In molte ristrutturazioni la parola d’ordine sembra essere una sola: demolire. Più si toglie, più si pensa di essere liberi. In realtà non sempre è così. Anzi, spesso il progetto migliore nasce quando si ha la lucidità di capire che cosa vale la pena conservare.
Un muro, una quota, un pavimento, una vecchia apertura, una struttura interessante o anche solo una certa materia possono diventare il punto di partenza di un progetto più intelligente e più carattere.
Demolire costa due volte
Prima si paga per togliere e smaltire, poi si paga per rifare. Questo non significa che si debba conservare tutto, ma che ogni demolizione dovrebbe avere una ragione vera e non essere una scelta automatica.
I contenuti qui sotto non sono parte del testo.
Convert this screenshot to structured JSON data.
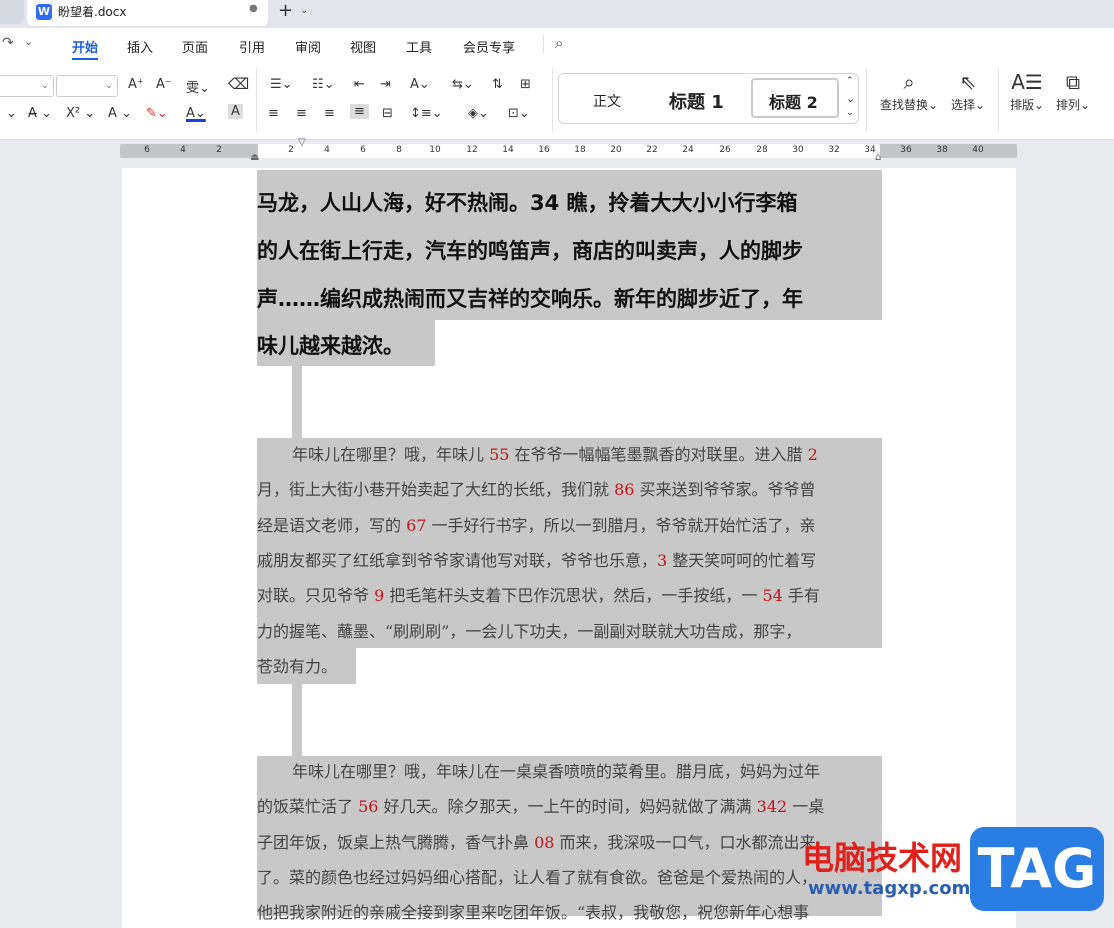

L’esistente può diventare una risorsa
Mi capita spesso di vedere elementi dati per spacciati troppo presto. Poi, riguardandoli meglio, diventano una quinta, un fondale, un contrasto interessante con il nuovo o semplicemente una parte autentica della casa.
Meno demolizioni, meno spreco
C’è anche un aspetto molto concreto: meno materiale demolito significa meno rifiuti, meno trasporti e meno risorse impiegate. È una delle forme più oneste di sostenibilità in una ristrutturazione.
Ristrutturare bene non vuol dire cancellare tutto. Vuol dire capire cosa merita ancora di far parte del progetto.